When we begin to think about change, things get complicated. If values are, as they appear, essentially permanent, then change involves some mechanism by which one value takes precedence over another and a favored value can override the maladaptive one.

Clinical observation suggests that the mind works actively and powerfully to keep our behavior in line with our values. That is where self-talk comes in. Much of social conversation revolves around affirming our values. Similarly, self-talk is a natural way to reaffirm an internalized attitude. Whatever the mechanism, intuitively, it appears that we are compelled to do this. If we try to do otherwise, as happens in general when we violate our own values, we can expect a shower of feelings of shame and general discomfort.

Treatment

So it appears that here, we are hoping to foster the internalization of a healthier attitude towards the self and having it take precedence. Looking at how we might do this brings us back to how values are internalized. Here, perhaps because of intense resistance to change, the behavioral traditions seem to have the most to offer:

  • Motivation: Much of what is commonly recommended is to be sure the patient is intellectually completely clear that the old attitude is maladaptive and wrong.
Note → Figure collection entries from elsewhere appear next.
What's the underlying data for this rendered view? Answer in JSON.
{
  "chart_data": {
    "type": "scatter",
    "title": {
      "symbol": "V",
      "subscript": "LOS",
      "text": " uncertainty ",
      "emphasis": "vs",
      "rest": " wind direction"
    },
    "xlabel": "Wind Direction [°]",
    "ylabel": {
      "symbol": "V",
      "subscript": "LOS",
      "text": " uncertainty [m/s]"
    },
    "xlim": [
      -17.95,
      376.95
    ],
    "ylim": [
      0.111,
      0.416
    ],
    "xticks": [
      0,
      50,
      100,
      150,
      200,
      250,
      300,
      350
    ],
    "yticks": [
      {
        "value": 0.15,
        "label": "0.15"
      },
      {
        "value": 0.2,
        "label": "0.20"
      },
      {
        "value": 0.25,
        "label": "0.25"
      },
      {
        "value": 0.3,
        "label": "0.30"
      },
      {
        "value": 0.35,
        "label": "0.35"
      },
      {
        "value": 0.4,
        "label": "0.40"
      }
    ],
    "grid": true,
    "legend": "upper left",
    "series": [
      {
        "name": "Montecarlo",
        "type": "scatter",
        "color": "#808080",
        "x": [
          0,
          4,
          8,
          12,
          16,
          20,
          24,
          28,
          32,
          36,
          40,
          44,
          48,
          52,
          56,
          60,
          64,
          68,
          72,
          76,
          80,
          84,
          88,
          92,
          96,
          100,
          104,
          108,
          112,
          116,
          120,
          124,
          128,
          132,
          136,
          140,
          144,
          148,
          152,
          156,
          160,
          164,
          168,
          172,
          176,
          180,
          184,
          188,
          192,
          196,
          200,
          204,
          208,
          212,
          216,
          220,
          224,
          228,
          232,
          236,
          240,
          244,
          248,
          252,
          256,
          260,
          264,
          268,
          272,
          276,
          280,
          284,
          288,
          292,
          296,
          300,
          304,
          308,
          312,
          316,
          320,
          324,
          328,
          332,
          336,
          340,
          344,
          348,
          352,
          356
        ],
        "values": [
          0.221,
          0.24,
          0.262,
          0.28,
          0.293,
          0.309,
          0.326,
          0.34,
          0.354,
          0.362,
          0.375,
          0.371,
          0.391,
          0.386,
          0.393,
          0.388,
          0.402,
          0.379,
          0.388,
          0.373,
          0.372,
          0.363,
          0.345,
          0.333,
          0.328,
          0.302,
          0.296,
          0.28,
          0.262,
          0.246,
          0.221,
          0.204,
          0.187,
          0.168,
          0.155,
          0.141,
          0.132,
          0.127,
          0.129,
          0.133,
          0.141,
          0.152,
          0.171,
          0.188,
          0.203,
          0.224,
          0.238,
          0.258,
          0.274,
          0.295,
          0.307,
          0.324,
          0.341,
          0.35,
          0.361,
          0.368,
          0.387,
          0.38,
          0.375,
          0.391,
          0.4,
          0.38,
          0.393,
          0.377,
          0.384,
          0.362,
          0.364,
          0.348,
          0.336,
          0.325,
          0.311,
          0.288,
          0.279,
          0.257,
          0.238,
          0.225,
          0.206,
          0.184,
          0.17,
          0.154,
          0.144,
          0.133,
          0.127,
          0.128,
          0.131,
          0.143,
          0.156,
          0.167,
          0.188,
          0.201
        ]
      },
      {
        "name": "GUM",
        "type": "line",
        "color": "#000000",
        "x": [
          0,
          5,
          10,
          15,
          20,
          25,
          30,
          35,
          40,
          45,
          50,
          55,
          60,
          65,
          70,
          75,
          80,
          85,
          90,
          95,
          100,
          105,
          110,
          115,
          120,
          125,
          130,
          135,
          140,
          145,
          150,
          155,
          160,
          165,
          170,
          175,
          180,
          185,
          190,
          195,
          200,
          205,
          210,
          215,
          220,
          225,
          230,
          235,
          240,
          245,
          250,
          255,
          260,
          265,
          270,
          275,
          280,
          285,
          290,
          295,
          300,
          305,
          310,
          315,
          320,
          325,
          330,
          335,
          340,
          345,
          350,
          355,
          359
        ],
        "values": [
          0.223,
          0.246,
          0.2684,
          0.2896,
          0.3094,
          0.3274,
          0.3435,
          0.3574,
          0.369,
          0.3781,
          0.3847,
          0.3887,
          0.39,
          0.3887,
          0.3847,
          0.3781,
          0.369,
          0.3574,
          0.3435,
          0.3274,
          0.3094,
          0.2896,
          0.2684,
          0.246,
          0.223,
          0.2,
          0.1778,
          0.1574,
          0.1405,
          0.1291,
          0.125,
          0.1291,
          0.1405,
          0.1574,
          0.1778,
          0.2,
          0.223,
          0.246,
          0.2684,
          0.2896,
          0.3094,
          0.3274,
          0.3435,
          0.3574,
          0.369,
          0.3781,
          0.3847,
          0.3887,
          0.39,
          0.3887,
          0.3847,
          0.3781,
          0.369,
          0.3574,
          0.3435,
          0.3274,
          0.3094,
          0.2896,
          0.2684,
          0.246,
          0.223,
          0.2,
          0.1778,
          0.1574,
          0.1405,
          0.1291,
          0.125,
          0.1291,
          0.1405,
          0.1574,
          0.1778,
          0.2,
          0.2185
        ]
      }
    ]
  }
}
This is necessary to counteract the mind’s inevitable efforts to rationalize staying with the old attitude.
  • Adoption of New Thoughts: Purposefully repeating positive self-talk is one of the mainstays of behavioral intervention.
  • Behavioral Disobedience: Behaving in ways counter to the maladaptive value, such as holding one’s head high instead of slouching often brings on a powerful “backlash” of shame, discomfort, and impulses to return to “normal,” supporting its effectiveness in helping the individual to adopt new values. Recent interest in somatosensory therapies emphasizes the importance of working with the body in addition to the mind.
  • EMDR: One of the few therapies that actually addresses this issue apart from other mental contents, EMDR prescribes “installing” the new value by holding the trauma memory and the positive cognition in mind at the same time and performing alternating stimulation.
  • Psychedelics and Ceremony: Ayahuasca Ceremonies and other psychedelic experiences are being researched as treatment for depression, where negative attitudes towards the self represent an important component of the symptomatology. I recently worked with a man who was stuck in his growth because of an internalized attitude that was blocking his considerable creativity. As we were moving closer to full civil disobedience, he decided to attend an Ayahuasca weekend, using a psychedelic substance surrounded by ceremony. He came back unblocked and soon discontinued therapy. I had one follow up a few months later and he was doing well.
  • Brain Washing and Cult Induction: Another area where installation of new values is the goal is brainwashing and cult induction. While this is not generally proposed as treatment, opportunities for study abound. Here, hunger, sleep deprivation, and cognitive manipulation are combined to lead to dramatic internalization of new values attitudes, ideals, and prohibitions.

Conclusion

My general conclusion about this problem is “the kitchen sink.” That is, when patients are hampered by negative attitudes towards the self, it is well to use any and all appropriate approaches, starting with intellectual conviction and motivation for change. The job is hard and requires consistent effort over time, along with the patient’s willingness to expect and accept the inevitable backlash of shame and impulses to revert to old patterns.